A few months ago, Dunham asked fans to send her videos of them performing whatever they thought they could do on a stage — with an up-front advisement that they would not be getting paid. After a backlash across social media, Dunham announced Monday evening that she would be compensating the fans she had chosen for the project.
Even though Lena made a quick response to the controversy, she did make an embarrassing, albeit well-timed mistake just in front of her scheduled book release. Another artist, singer Amanda Palmer, invoked ire for a similar action last year when she made a call for unpaid musicians to play with on her tour. Palmer like Lena ended up paying her hired hands after the fall out.
Lena’s choice to not pay her crowdsourced performers was especially scrutinized given the fact that Lena was recently estimated by Forbes to have annual earnings of about $6 million — with a $3.7 million advance for Not That Kind of Girl.
Critical response of Lena Dunham’s book will probably, like that of Girls, devolve into a criticism of Millennials and feelings about Lena herself. In fact, a lot of the early press already has — a review in The New Statesmen broke down all of the reasons there were to hate Dunham with few references to actual book.

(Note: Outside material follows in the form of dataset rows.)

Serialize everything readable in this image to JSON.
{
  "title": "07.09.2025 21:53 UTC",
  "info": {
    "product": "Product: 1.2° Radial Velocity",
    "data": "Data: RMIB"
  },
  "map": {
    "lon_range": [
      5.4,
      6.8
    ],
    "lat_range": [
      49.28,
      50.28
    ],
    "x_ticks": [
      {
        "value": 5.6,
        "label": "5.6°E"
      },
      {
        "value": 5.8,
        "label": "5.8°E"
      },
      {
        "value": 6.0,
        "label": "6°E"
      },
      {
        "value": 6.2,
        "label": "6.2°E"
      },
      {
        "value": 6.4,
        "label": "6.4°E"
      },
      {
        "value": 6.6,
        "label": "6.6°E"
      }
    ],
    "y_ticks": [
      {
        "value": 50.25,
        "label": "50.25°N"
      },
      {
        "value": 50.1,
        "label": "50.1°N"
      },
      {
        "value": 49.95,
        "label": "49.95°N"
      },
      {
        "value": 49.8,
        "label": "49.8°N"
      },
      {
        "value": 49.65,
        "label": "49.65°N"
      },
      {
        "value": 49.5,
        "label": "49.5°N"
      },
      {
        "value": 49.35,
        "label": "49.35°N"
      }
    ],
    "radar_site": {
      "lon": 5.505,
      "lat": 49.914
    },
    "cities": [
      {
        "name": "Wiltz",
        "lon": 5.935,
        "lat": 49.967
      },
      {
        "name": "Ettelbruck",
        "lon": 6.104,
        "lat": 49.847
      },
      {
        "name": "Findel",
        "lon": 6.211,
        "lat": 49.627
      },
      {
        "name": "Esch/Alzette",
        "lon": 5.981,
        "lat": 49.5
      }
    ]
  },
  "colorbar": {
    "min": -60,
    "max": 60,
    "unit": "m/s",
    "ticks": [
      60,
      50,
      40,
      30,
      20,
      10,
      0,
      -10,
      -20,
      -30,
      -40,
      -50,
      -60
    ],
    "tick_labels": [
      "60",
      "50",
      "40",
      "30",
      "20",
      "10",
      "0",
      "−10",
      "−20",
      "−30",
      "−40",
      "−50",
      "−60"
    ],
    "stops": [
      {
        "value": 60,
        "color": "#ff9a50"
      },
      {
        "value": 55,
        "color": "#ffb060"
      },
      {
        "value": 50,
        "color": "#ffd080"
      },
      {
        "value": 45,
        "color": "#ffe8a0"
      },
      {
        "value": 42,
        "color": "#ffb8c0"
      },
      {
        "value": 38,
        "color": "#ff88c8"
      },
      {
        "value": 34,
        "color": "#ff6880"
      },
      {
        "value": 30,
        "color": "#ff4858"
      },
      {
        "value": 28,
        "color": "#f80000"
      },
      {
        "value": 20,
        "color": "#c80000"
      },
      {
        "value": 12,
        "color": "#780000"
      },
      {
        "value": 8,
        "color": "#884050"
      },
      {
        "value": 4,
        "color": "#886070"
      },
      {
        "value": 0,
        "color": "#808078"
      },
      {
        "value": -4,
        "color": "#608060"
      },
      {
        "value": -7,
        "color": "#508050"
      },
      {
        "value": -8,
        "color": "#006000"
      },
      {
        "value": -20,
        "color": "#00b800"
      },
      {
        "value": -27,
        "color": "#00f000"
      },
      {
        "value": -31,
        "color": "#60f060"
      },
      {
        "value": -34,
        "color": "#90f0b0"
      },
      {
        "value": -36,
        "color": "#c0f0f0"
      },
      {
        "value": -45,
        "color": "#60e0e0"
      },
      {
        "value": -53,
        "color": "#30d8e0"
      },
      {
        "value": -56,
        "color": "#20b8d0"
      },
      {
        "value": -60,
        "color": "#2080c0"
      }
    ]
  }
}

“She writes in the book: “When I am playing a character, I am never allowed to explicitly state the takeaway message of the scenes I’m performing—after all, part of the dramatic conflict is that the person I’m portraying doesn’t really know it yet.” The same applies to most of the book: Her whole life is a performance art piece where she plays a noxious brat with great skill, and poses herself, either eerily like one of her mother’s dolls, or sexually, like her father’s nudes. And as the carapace of fame around her has expanded, she has shrunk within it, leaving only gnomic statements about granola and blowjobs. Reading this book, you realize that Lena Dunham has been playing “Lena Dunham” for a long time. She is not real.”